The Phase I/II study will follow 18 patients for six weeks to assess dosage safety, followed by a second group of 19 patients who will be followed for six weeks to measure the effectiveness of the therapy.

The study is open to patients with recurrent bladder cancer that has not responded to standard therapy -- BCG (bacillus Calmette-Guerin) treatment.

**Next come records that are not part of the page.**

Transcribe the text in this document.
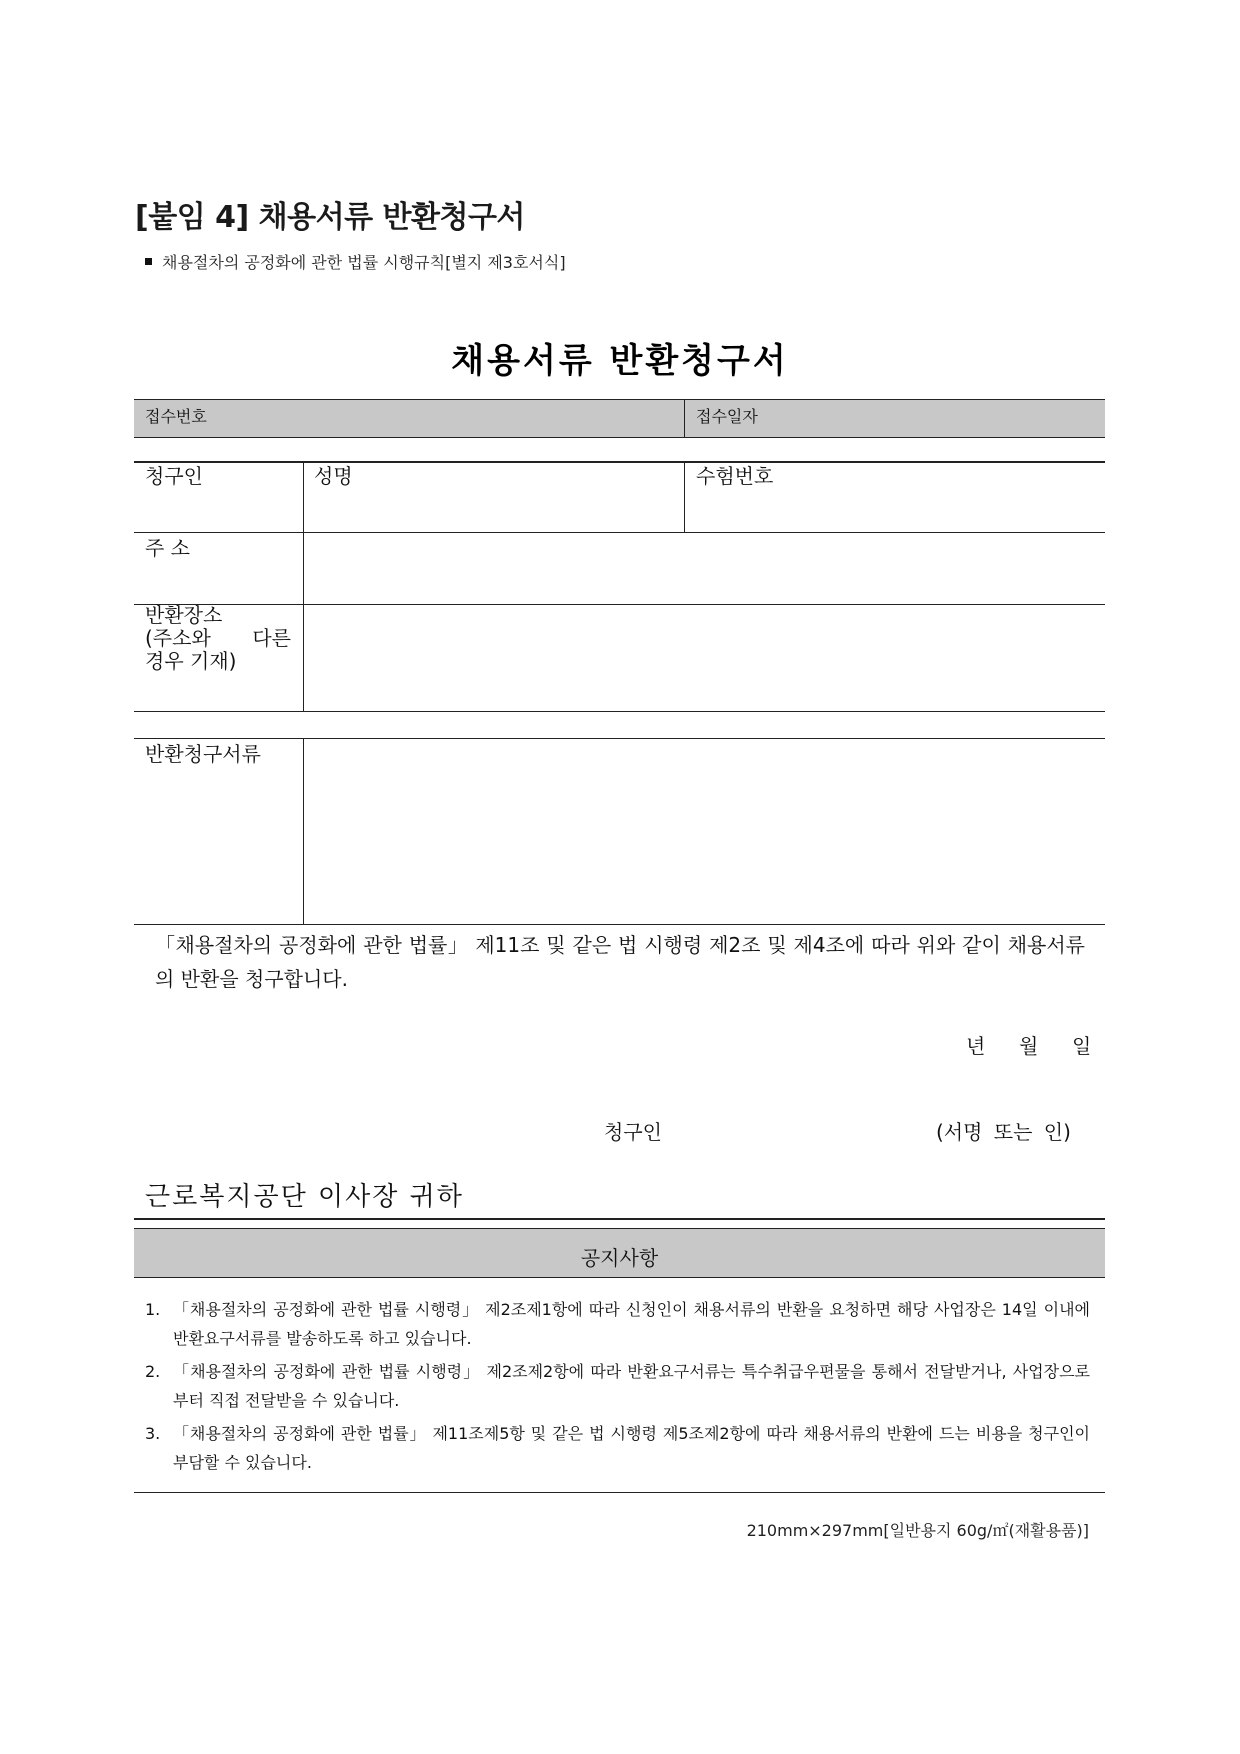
[붙임 4] 채용서류 반환청구서
채용절차의 공정화에 관한 법률 시행규칙[별지 제3호서식]
채용서류 반환청구서
접수번호	접수일자
청구인	성명	수험번호
주 소
반환장소
(주소와 다른
경우 기재)
반환청구서류
「채용절차의 공정화에 관한 법률」 제11조 및 같은 법 시행령 제2조 및 제4조에 따라 위와 같이 채용서류의 반환을 청구합니다.
년 월 일
청구인	(서명 또는 인)
근로복지공단 이사장 귀하
공지사항
1. 「채용절차의 공정화에 관한 법률 시행령」 제2조제1항에 따라 신청인이 채용서류의 반환을 요청하면 해당 사업장은 14일 이내에 반환요구서류를 발송하도록 하고 있습니다.
2. 「채용절차의 공정화에 관한 법률 시행령」 제2조제2항에 따라 반환요구서류는 특수취급우편물을 통해서 전달받거나, 사업장으로부터 직접 전달받을 수 있습니다.
3. 「채용절차의 공정화에 관한 법률」 제11조제5항 및 같은 법 시행령 제5조제2항에 따라 채용서류의 반환에 드는 비용을 청구인이 부담할 수 있습니다.
210mm×297mm[일반용지 60g/㎡(재활용품)]
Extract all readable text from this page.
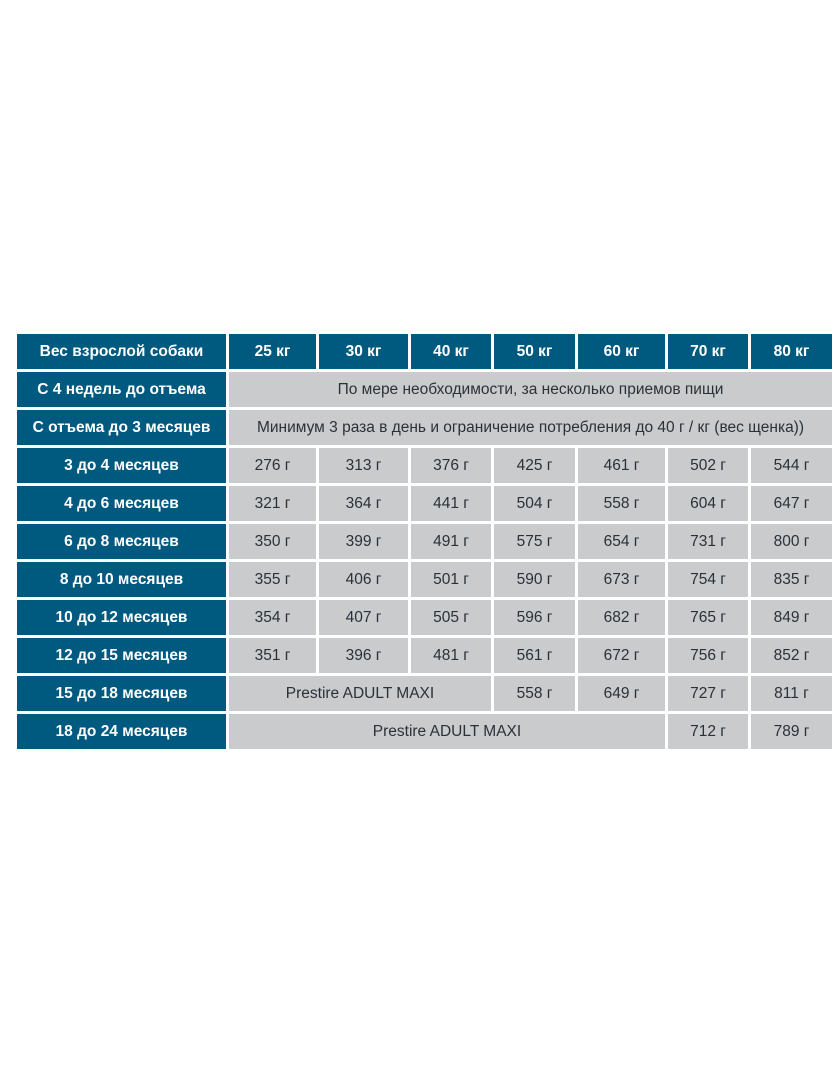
Вес взрослой собаки	25 кг	30 кг	40 кг	50 кг	60 кг	70 кг	80 кг
С 4 недель до отъема	По мере необходимости, за несколько приемов пищи						
С отъема до 3 месяцев	Минимум 3 раза в день и ограничение потребления до 40 г / кг (вес щенка))						
3 до 4 месяцев	276 г	313 г	376 г	425 г	461 г	502 г	544 г
4 до 6 месяцев	321 г	364 г	441 г	504 г	558 г	604 г	647 г
6 до 8 месяцев	350 г	399 г	491 г	575 г	654 г	731 г	800 г
8 до 10 месяцев	355 г	406 г	501 г	590 г	673 г	754 г	835 г
10 до 12 месяцев	354 г	407 г	505 г	596 г	682 г	765 г	849 г
12 до 15 месяцев	351 г	396 г	481 г	561 г	672 г	756 г	852 г
15 до 18 месяцев	Prestire ADULT MAXI			558 г	649 г	727 г	811 г
18 до 24 месяцев	Prestire ADULT MAXI					712 г	789 г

In 2006, Dr. McKiernan, together with departmental chair Dr. Mitchell C Benson, led a phase I study of the drug Taxotere, also used to treat breast cancer, on a similar patient population, finding the drug to be safe with 12 of 18 patients responding (results were published in the July 1, 2006, Journal of Clinical Oncology). Since then, a favorable percentage of patients have survived with intact bladders.

Abraxane, he believes, will show similar or better results. "Abraxane has an analogous structure to Taxotere, but has the advantage of being more soluble due to its solvent-free formulation allowing for administration at higher concentrations," says Dr. McKiernan. "In one study of Abraxane for metastatic breast cancer, the drug successfully shrank tumors and had few side effects."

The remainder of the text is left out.